OCC fact-checks CFPB arbitration claims

The Office of the Comptroller of the Currency has released a report challenging the Consumer Financial Protection Bureau’s interpretation of an arbitration study.

The Office of the Comptroller of the Currency has released a report challenging the Consumer Financial Protection Bureau’s interpretation of an arbitration study.

The CFPB proposed its final version of the rule banning mandatory arbitration agreements – which applies mostly to consumer financial products like credit cards – in July.

Economists from the OCC examined a study used by the CFPB to support their claims that banning such clauses would have a low impact on credit costs. The CFPB didn’t find “any statistically significant evidence of increases in the cost of credit to consumers associated with banning mandatory arbitration,” the OCC said.

The OCC report, however, says “the data, analysis, and results … indicate a strong probability of a significant increase in the cost of credit cards as a result of eliminating mandatory arbitration clauses.”

The exact size of that increase is uncertain, the OCC said, but there is a high probability that the Total Cost of Credit will increase, with an expected increase of 3.43 percentage points. There is an 88 percent chance of the total cost increasing as a result of the final rule, and a 56 percent chance that costs will increase by 3 percentage points or more, the OCC said.

Both the OCC and the CFPB analyses were based on a working paper published on SSRN.com by Alexei Alexandrov “Making firms liable for consumers’ mistaken beliefs: theoretical model and empirical applications to the U.S. mortgage and credit card markets.” For the paper, Alexandrov conducted a study of the effect of banning mandatory arbitration agreements on the provision of credit card services based on data before and after a settlement lawsuit in 2009.

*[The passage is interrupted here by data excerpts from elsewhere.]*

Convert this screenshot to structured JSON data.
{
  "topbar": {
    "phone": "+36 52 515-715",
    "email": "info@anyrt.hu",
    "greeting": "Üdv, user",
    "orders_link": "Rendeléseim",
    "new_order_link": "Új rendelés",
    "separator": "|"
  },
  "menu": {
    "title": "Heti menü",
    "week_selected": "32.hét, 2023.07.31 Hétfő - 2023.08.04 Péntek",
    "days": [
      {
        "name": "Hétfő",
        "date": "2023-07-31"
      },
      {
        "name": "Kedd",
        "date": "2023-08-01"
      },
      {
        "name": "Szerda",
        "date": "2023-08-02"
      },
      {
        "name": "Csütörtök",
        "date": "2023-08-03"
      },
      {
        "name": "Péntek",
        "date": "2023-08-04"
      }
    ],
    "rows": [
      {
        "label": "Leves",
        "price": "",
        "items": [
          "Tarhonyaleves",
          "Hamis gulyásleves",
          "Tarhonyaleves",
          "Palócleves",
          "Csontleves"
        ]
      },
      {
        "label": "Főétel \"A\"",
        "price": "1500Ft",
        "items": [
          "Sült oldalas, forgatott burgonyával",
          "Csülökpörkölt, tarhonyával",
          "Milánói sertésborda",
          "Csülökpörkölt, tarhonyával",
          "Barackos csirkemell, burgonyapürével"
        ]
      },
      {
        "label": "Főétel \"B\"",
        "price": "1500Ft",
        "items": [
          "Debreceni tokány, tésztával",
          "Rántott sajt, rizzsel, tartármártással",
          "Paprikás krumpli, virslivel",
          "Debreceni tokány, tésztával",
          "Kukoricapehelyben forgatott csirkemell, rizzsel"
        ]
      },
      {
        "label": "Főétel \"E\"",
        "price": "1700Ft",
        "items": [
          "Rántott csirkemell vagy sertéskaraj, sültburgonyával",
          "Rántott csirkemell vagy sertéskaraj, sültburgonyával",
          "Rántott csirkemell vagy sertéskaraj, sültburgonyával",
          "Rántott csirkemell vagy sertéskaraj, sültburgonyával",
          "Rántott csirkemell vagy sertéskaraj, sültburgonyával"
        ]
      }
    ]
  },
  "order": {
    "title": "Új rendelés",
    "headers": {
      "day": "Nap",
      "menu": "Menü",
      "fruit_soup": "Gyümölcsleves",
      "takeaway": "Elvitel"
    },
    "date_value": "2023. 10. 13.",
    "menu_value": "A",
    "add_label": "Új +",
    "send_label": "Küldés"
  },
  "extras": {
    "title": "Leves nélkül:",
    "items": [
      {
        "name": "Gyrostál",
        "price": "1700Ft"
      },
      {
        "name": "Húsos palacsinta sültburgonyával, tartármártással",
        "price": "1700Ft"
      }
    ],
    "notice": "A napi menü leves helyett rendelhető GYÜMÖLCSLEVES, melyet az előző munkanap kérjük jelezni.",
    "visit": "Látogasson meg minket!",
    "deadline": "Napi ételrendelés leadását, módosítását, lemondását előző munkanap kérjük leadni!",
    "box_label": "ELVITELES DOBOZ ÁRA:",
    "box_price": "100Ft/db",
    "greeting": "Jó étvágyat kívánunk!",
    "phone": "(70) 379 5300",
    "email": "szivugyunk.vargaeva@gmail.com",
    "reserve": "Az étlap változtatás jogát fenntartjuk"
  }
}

Alexandrov conducted statistical analysis of credit card data to estimate price increases. While he found the results of his analysis were statistically insignificant and he could not rule out no costs to consumers, Alexandrov was careful to point out that he could not rule out economically significant costs.

The OCC’s analysis “confirms Alexandrov’s results using his assumptions and specification and elaborates on his comments about the economic significance of introducing additional financial liability in credit card markets,” the report said. “Consumers face significant risk of a substantial rise in the cost of credit.”